Alison Weir is one of the most famous authors for writing about history and bringing it back to life for the modern day bookworm. She has written about so many historical figures from the Prince’s in the Tower to King Henry VIII, and more recently she has tackled on the challenge of writing about all of King Henry VIII’s wives, all six of them.

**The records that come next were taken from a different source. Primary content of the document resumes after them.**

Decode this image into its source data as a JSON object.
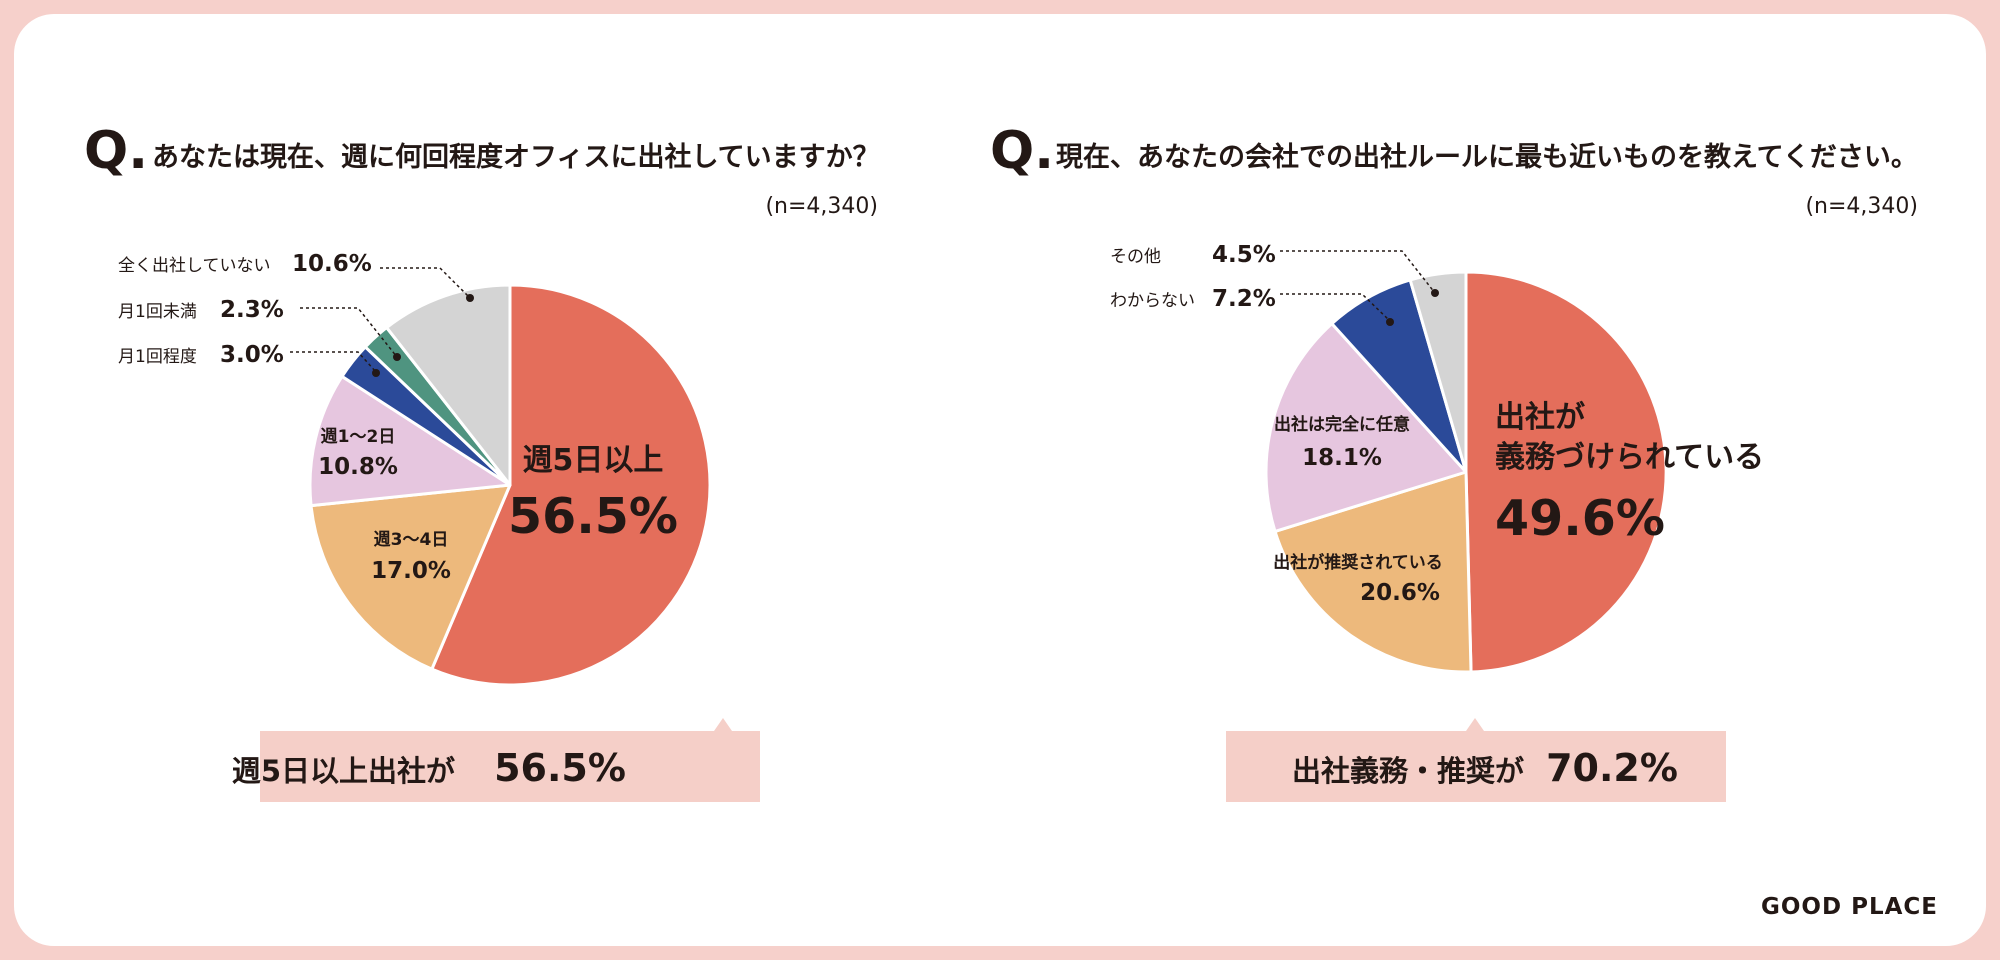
{
  "brand": "GOOD PLACE",
  "colors": {
    "background": "#f6d0cb",
    "card": "#ffffff",
    "text": "#231815",
    "callout": "#f5cfc8"
  },
  "chart_data": [
    {
      "type": "pie",
      "title_mark": "Q.",
      "title": "あなたは現在、週に何回程度オフィスに出社していますか？",
      "sample_size": "(n=4,340)",
      "slices": [
        {
          "label": "週5日以上",
          "value": 56.5,
          "value_label": "56.5%",
          "color": "#e46e5b"
        },
        {
          "label": "週3〜4日",
          "value": 17.0,
          "value_label": "17.0%",
          "color": "#edb97c"
        },
        {
          "label": "週1〜2日",
          "value": 10.8,
          "value_label": "10.8%",
          "color": "#e6c6df"
        },
        {
          "label": "月1回程度",
          "value": 3.0,
          "value_label": "3.0%",
          "color": "#2b4a99"
        },
        {
          "label": "月1回未満",
          "value": 2.3,
          "value_label": "2.3%",
          "color": "#4f9480"
        },
        {
          "label": "全く出社していない",
          "value": 10.6,
          "value_label": "10.6%",
          "color": "#d4d4d4"
        }
      ],
      "callout": {
        "text": "週5日以上出社が",
        "value": "56.5%"
      }
    },
    {
      "type": "pie",
      "title_mark": "Q.",
      "title": "現在、あなたの会社での出社ルールに最も近いものを教えてください。",
      "sample_size": "(n=4,340)",
      "slices": [
        {
          "label_lines": [
            "出社が",
            "義務づけられている"
          ],
          "value": 49.6,
          "value_label": "49.6%",
          "color": "#e46e5b"
        },
        {
          "label": "出社が推奨されている",
          "value": 20.6,
          "value_label": "20.6%",
          "color": "#edb97c"
        },
        {
          "label": "出社は完全に任意",
          "value": 18.1,
          "value_label": "18.1%",
          "color": "#e6c6df"
        },
        {
          "label": "わからない",
          "value": 7.2,
          "value_label": "7.2%",
          "color": "#2b4a99"
        },
        {
          "label": "その他",
          "value": 4.5,
          "value_label": "4.5%",
          "color": "#d4d4d4"
        }
      ],
      "callout": {
        "text": "出社義務・推奨が",
        "value": "70.2%"
      }
    }
  ]
}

Katherine of Aragon: The True Queen, is based on the life of Queen Katherine, the Spanish princess who was the daughter of King Ferdinand and Queen Isabella. She was betrothed to Prince Arthur (King Henry VIII’s older brother) at a very young age, then married him on November 14, 1501 at the Old St. Paul’s Cathedral. They were only married for five months when the sweating sickness swept through the country side and enveloped the both prince and princess. Katherine had survived, however, Arthur had passed away, leaving Katherine a widow. For months Katherine was left to her own devices in a strange and foreign land where she had her servants as friends. Her father and prince Arthur’s father, King Henry VII, were trying to figure out what to do with Princess Katherine, for King Henry VII was afraid to lose the 200,000 ducats that was her dowry. At one point, King Henry VII had proposed of marrying Katherine himself after his own wife had passed, but thankfully King Ferdinand did not want his daughter marrying him. Instead, King Henry VII had proposed the idea of Katherine marrying his youngest son, Henry ( the future king), but had realized that after her mother had died, her “value” was now down. After years of King Henry VII trying to keep his son and Katherine from marrying, the king passed away, leaving his youngest son to ascend the throne. When Henry was crowned King Henry VIII, he had said that he was going to marry Katherine himself, for love and security for the throne for she would bear him sons (only one son survived for 52 days). The couple did have one surviving child, the future Queen Mary (also known as Bloody Mary). After several other failed pregnancies, King Henry VIII’s eyes started to look the other way and found himself in the arms of a young lady of the court by the name of Anne Boleyn. The divorce trials that followed this torrid triangle affair was outstanding and nearly took the world by storm. For Katherine refused to divorce her husband, for she in her own words, “have been your true wife, in every way.” But King Henry VIII was adamant about divorcing Katherine and marrying Anne, for he wished to have sons succeed him on the throne.
This story follows the entire life of Queen Katherine, and with it being historically accurate and somewhat fictional in certain parts, it is one of the best stories of the 21st century. Queen Katherine has always been my favorite Queen, besides Nefertiti (she was known as a Pharaoh), and this novel does her justice. All of you will truly enjoy this magnificent story.